Indeed, the first "golem" is Adam, the first human, made out of moist clay dust − a statue come to life!

There's still a difference between does this exist vs do I get to play one.
 

For what it's worth, I don't allow people to play goblins either. 🤷‍♂️
that's fair, i'm all for a curated setting, but i just feel some groups of people are convinced it's far harder to integrate warforged specifically into a setting than it actually is due to tying them so strongly to a specific origin lore for a specific setting.
 


There's still a difference between does this exist vs do I get to play one.
Sure. But at a certain point, if the concept is actually everywhere, the DM needs a good reason to say, no. Heh, being a dysfunctional control freak who is determined to micromanage player decisions, is a less satisfactory rationale.
 

Quite. If something is supposed to be strange and mysterious it can’t be a PC, because all the PCs are familiar to each other.
I think the opposite.

In my settings, the players are anomalies. Especially with regard to high levels and "fate".
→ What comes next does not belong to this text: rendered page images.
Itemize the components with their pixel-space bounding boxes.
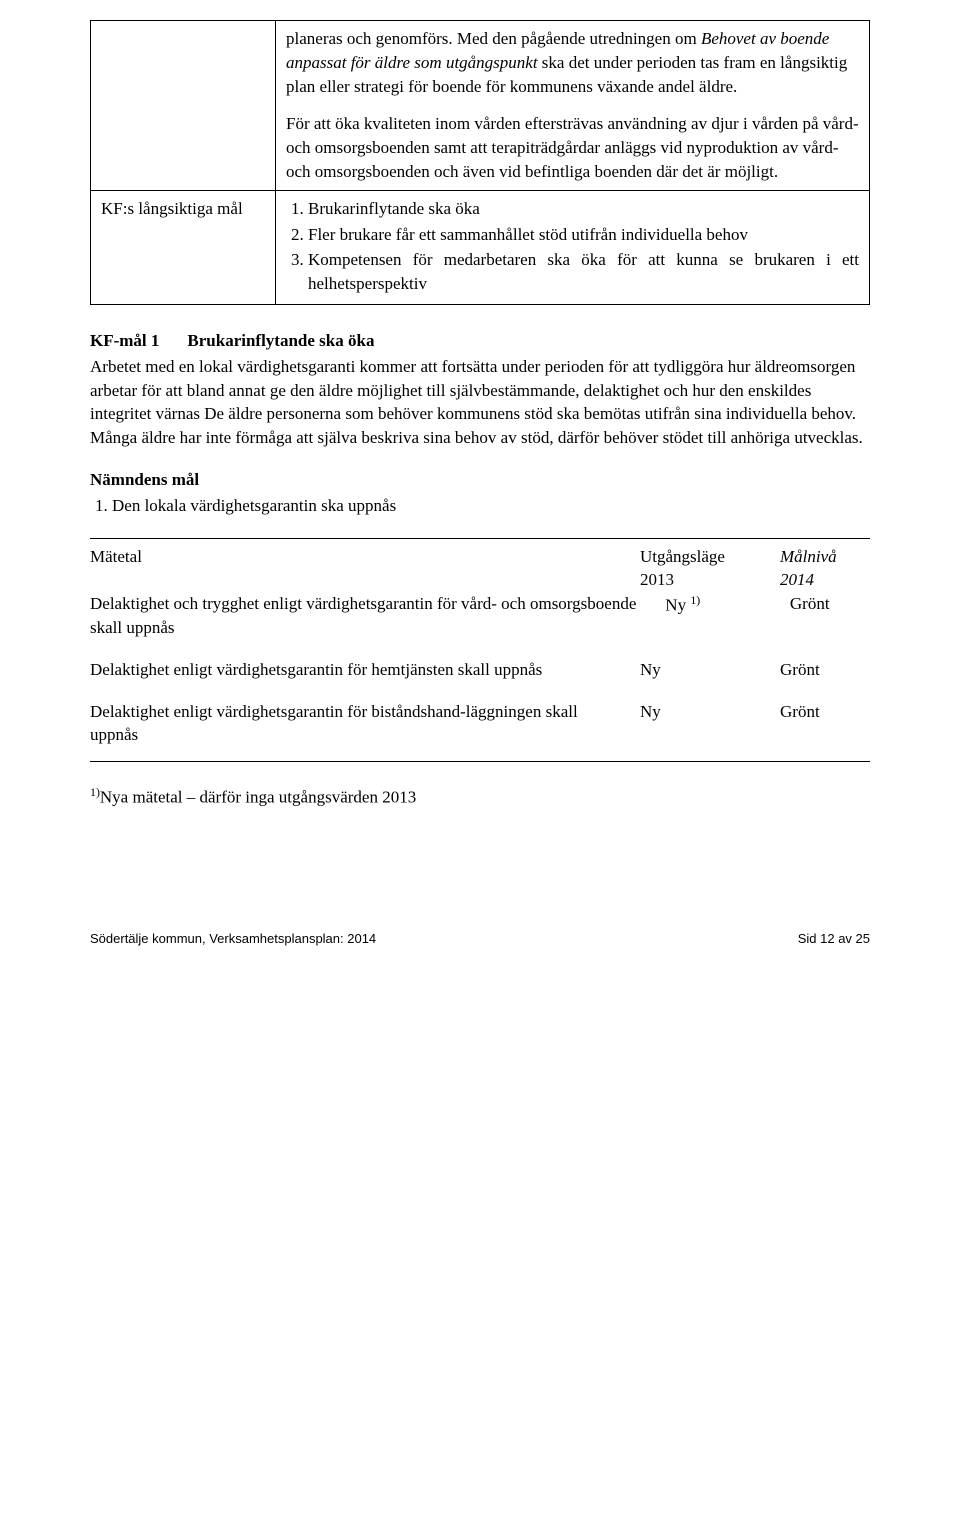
kf-mal-1-label: KF-mål 1 — [90, 329, 159, 353]
metrics-target: Grönt — [790, 592, 870, 640]
metrics-block: Mätetal Utgångsläge Målnivå 2013 2014 De… — [90, 538, 870, 763]
metrics-baseline: Ny — [640, 658, 780, 682]
table-row2-left: KF:s långsiktiga mål — [91, 190, 276, 304]
table-row2-right: Brukarinflytande ska ökaFler brukare får… — [276, 190, 870, 304]
goals-list: Brukarinflytande ska ökaFler brukare får… — [286, 197, 859, 296]
table-row1-right: planeras och genomförs. Med den pågående… — [276, 21, 870, 191]
row1-para2: För att öka kvaliteten inom vården efter… — [286, 112, 859, 183]
metrics-row: Delaktighet och trygghet enligt värdighe… — [90, 592, 870, 640]
namnd-item: Den lokala värdighetsgarantin ska uppnås — [112, 494, 870, 518]
metrics-header-malniva: Målnivå — [780, 545, 870, 569]
goal-item: Brukarinflytande ska öka — [308, 197, 859, 221]
kf-long-term-label: KF:s långsiktiga mål — [101, 199, 243, 218]
footnote-sup: 1) — [90, 785, 100, 799]
row1-para1-pre: planeras och genomförs. Med den pågående… — [286, 29, 701, 48]
metrics-target: Grönt — [780, 700, 870, 748]
kf-mal-1-body: Arbetet med en lokal värdighetsgaranti k… — [90, 355, 870, 450]
footnote-text: Nya mätetal – därför inga utgångsvärden … — [100, 788, 416, 807]
metrics-baseline: Ny 1) — [665, 592, 790, 640]
metrics-header-matetal: Mätetal — [90, 545, 640, 569]
metrics-header-row1: Mätetal Utgångsläge Målnivå — [90, 545, 870, 569]
metrics-baseline: Ny — [640, 700, 780, 748]
metrics-header-row2: 2013 2014 — [90, 568, 870, 592]
footnote: 1)Nya mätetal – därför inga utgångsvärde… — [90, 784, 870, 809]
metrics-row: Delaktighet enligt värdighetsgarantin fö… — [90, 658, 870, 682]
metrics-label: Delaktighet enligt värdighetsgarantin fö… — [90, 700, 640, 748]
namndens-mal-list: Den lokala värdighetsgarantin ska uppnås — [90, 494, 870, 518]
footer-left: Södertälje kommun, Verksamhetsplansplan:… — [90, 930, 376, 948]
kf-goals-table: planeras och genomförs. Med den pågående… — [90, 20, 870, 305]
metrics-sup: 1) — [690, 593, 700, 607]
metrics-target: Grönt — [780, 658, 870, 682]
goal-item: Kompetensen för medarbetaren ska öka för… — [308, 248, 859, 296]
metrics-header-utgangslage: Utgångsläge — [640, 545, 780, 569]
metrics-header-2014: 2014 — [780, 568, 870, 592]
goal-item: Fler brukare får ett sammanhållet stöd u… — [308, 223, 859, 247]
metrics-label: Delaktighet enligt värdighetsgarantin fö… — [90, 658, 640, 682]
row1-para1: planeras och genomförs. Med den pågående… — [286, 27, 859, 98]
kf-mal-1-heading: KF-mål 1 Brukarinflytande ska öka — [90, 329, 870, 353]
kf-mal-1-title: Brukarinflytande ska öka — [187, 329, 374, 353]
metrics-label: Delaktighet och trygghet enligt värdighe… — [90, 592, 665, 640]
footer-right: Sid 12 av 25 — [798, 930, 870, 948]
table-row1-left — [91, 21, 276, 191]
page-footer: Södertälje kommun, Verksamhetsplansplan:… — [90, 930, 870, 948]
namndens-mal-heading: Nämndens mål — [90, 468, 870, 492]
metrics-row: Delaktighet enligt värdighetsgarantin fö… — [90, 700, 870, 748]
metrics-header-2013: 2013 — [640, 568, 780, 592]
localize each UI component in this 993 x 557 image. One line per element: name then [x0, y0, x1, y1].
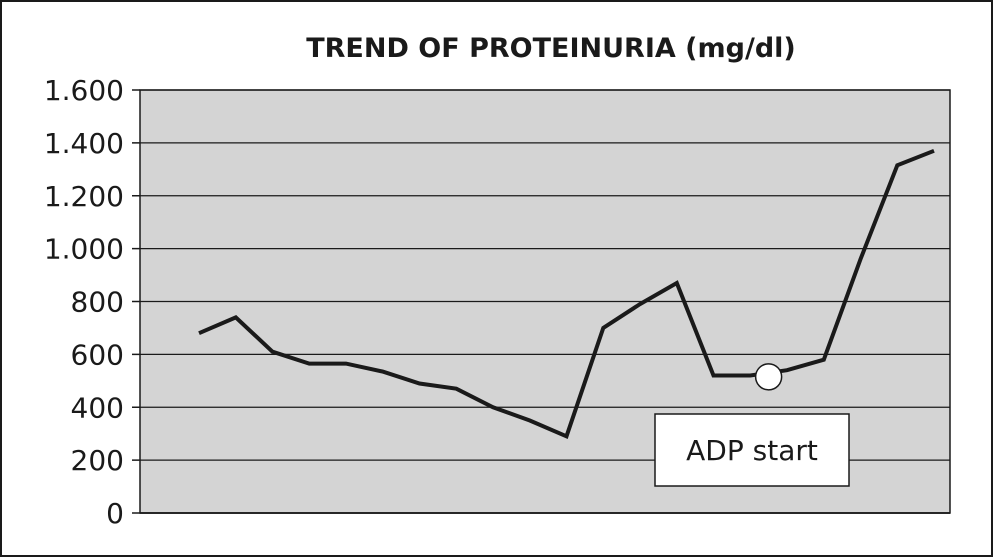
plot-area: [139, 89, 951, 514]
y-tick-label: 1.600: [44, 74, 124, 107]
y-tick-label: 1.200: [44, 180, 124, 213]
y-tick-label: 0: [106, 497, 124, 530]
y-axis-ticks: 0 200 400 600 800 1.000 1.200 1.400 1.600: [44, 74, 140, 530]
annotation-box: [654, 413, 850, 487]
y-tick-label: 800: [71, 286, 124, 319]
series-line: [198, 148, 935, 439]
y-tick-label: 1.000: [44, 233, 124, 266]
annotation-layer: ADP start: [654, 413, 850, 487]
data-series: [198, 148, 935, 439]
y-tick-label: 400: [71, 391, 124, 424]
y-tick-label: 1.400: [44, 127, 124, 160]
y-tick-label: 600: [71, 338, 124, 371]
chart-title: TREND OF PROTEINURIA (mg/dl): [306, 33, 796, 64]
adp-start-marker: [754, 363, 783, 391]
y-tick-label: 200: [71, 444, 124, 477]
annotation-label: ADP start: [686, 434, 818, 467]
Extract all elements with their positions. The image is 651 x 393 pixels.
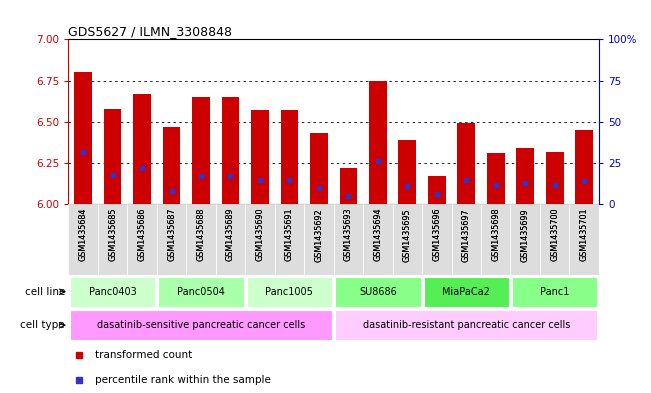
FancyBboxPatch shape xyxy=(158,277,243,307)
Text: GSM1435690: GSM1435690 xyxy=(255,208,264,261)
FancyBboxPatch shape xyxy=(512,277,598,307)
Bar xyxy=(487,153,505,204)
Text: GDS5627 / ILMN_3308848: GDS5627 / ILMN_3308848 xyxy=(68,25,232,38)
Text: GSM1435693: GSM1435693 xyxy=(344,208,353,261)
Text: GSM1435688: GSM1435688 xyxy=(197,208,206,261)
Text: GSM1435688: GSM1435688 xyxy=(197,208,206,261)
Bar xyxy=(221,97,240,204)
Text: transformed count: transformed count xyxy=(95,350,192,360)
FancyBboxPatch shape xyxy=(335,277,421,307)
FancyBboxPatch shape xyxy=(510,204,540,275)
Text: Panc0504: Panc0504 xyxy=(177,287,225,297)
Text: GSM1435695: GSM1435695 xyxy=(403,208,412,261)
FancyBboxPatch shape xyxy=(70,277,156,307)
FancyBboxPatch shape xyxy=(424,277,509,307)
FancyBboxPatch shape xyxy=(128,204,157,275)
Text: GSM1435691: GSM1435691 xyxy=(285,208,294,261)
Bar xyxy=(281,110,298,204)
FancyBboxPatch shape xyxy=(68,204,98,275)
Text: GSM1435691: GSM1435691 xyxy=(285,208,294,261)
FancyBboxPatch shape xyxy=(247,277,332,307)
FancyBboxPatch shape xyxy=(393,204,422,275)
Bar xyxy=(546,152,564,204)
Text: GSM1435686: GSM1435686 xyxy=(137,208,146,261)
Bar xyxy=(398,140,416,204)
Text: GSM1435701: GSM1435701 xyxy=(579,208,589,261)
Text: GSM1435698: GSM1435698 xyxy=(492,208,500,261)
Text: GSM1435684: GSM1435684 xyxy=(79,208,88,261)
Bar xyxy=(340,168,357,204)
FancyBboxPatch shape xyxy=(98,204,128,275)
Text: GSM1435692: GSM1435692 xyxy=(314,208,324,261)
FancyBboxPatch shape xyxy=(245,204,275,275)
Text: dasatinib-resistant pancreatic cancer cells: dasatinib-resistant pancreatic cancer ce… xyxy=(363,320,570,330)
Text: GSM1435696: GSM1435696 xyxy=(432,208,441,261)
Text: GSM1435699: GSM1435699 xyxy=(521,208,530,261)
Text: GSM1435689: GSM1435689 xyxy=(226,208,235,261)
FancyBboxPatch shape xyxy=(363,204,393,275)
Text: dasatinib-sensitive pancreatic cancer cells: dasatinib-sensitive pancreatic cancer ce… xyxy=(97,320,305,330)
FancyBboxPatch shape xyxy=(540,204,570,275)
Text: Panc1005: Panc1005 xyxy=(266,287,313,297)
FancyBboxPatch shape xyxy=(452,204,481,275)
Text: GSM1435694: GSM1435694 xyxy=(374,208,382,261)
Text: GSM1435696: GSM1435696 xyxy=(432,208,441,261)
FancyBboxPatch shape xyxy=(570,204,599,275)
FancyBboxPatch shape xyxy=(215,204,245,275)
Text: GSM1435700: GSM1435700 xyxy=(550,208,559,261)
FancyBboxPatch shape xyxy=(304,204,334,275)
FancyBboxPatch shape xyxy=(335,310,598,340)
Bar xyxy=(310,133,327,204)
Bar xyxy=(516,148,534,204)
Text: MiaPaCa2: MiaPaCa2 xyxy=(442,287,490,297)
Bar xyxy=(369,81,387,204)
Text: GSM1435685: GSM1435685 xyxy=(108,208,117,261)
Text: GSM1435701: GSM1435701 xyxy=(579,208,589,261)
Text: GSM1435698: GSM1435698 xyxy=(492,208,500,261)
Text: GSM1435697: GSM1435697 xyxy=(462,208,471,261)
FancyBboxPatch shape xyxy=(334,204,363,275)
Text: GSM1435694: GSM1435694 xyxy=(374,208,382,261)
Text: GSM1435687: GSM1435687 xyxy=(167,208,176,261)
Text: GSM1435699: GSM1435699 xyxy=(521,208,530,261)
Text: GSM1435684: GSM1435684 xyxy=(79,208,88,261)
Text: cell line: cell line xyxy=(25,287,65,297)
Bar xyxy=(163,127,180,204)
Text: GSM1435687: GSM1435687 xyxy=(167,208,176,261)
FancyBboxPatch shape xyxy=(275,204,304,275)
FancyBboxPatch shape xyxy=(186,204,215,275)
Text: GSM1435697: GSM1435697 xyxy=(462,208,471,261)
Bar xyxy=(133,94,151,204)
Bar xyxy=(251,110,269,204)
Text: cell type: cell type xyxy=(20,320,65,330)
Text: GSM1435693: GSM1435693 xyxy=(344,208,353,261)
Text: GSM1435690: GSM1435690 xyxy=(255,208,264,261)
Bar xyxy=(428,176,446,204)
Bar xyxy=(104,108,121,204)
Text: GSM1435695: GSM1435695 xyxy=(403,208,412,261)
Bar xyxy=(192,97,210,204)
Text: GSM1435685: GSM1435685 xyxy=(108,208,117,261)
FancyBboxPatch shape xyxy=(481,204,510,275)
Text: Panc0403: Panc0403 xyxy=(89,287,137,297)
Text: GSM1435700: GSM1435700 xyxy=(550,208,559,261)
Text: GSM1435692: GSM1435692 xyxy=(314,208,324,261)
FancyBboxPatch shape xyxy=(422,204,452,275)
Text: SU8686: SU8686 xyxy=(359,287,396,297)
Text: Panc1: Panc1 xyxy=(540,287,570,297)
Text: percentile rank within the sample: percentile rank within the sample xyxy=(95,375,271,385)
FancyBboxPatch shape xyxy=(70,310,332,340)
Text: GSM1435686: GSM1435686 xyxy=(137,208,146,261)
Text: GSM1435689: GSM1435689 xyxy=(226,208,235,261)
FancyBboxPatch shape xyxy=(157,204,186,275)
Bar xyxy=(575,130,593,204)
Bar xyxy=(74,72,92,204)
Bar xyxy=(458,123,475,204)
High levels are rare, "classes" are rare.
 

It does the player no favours if they create a character that is out of step with what everyone else. One game I was in a player braught a very serious, angsty character to the game. A couple of sessions in they realised everyone else was playing comedy characters, and their character was proving unfun, so they switched to playing comedy character themselves.
 

Sure. But at a certain point, if the concept is actually everywhere, the DM needs a good reason to say, no. Heh, being a dysfunctional control freak who is determined to micromanage player decisions, is a less satisfactory rationale.

Warforged is easiest example of not appropriate. Haven't seen one yet which is kind of a shame. Eberrons been an option since 2019 in the roster.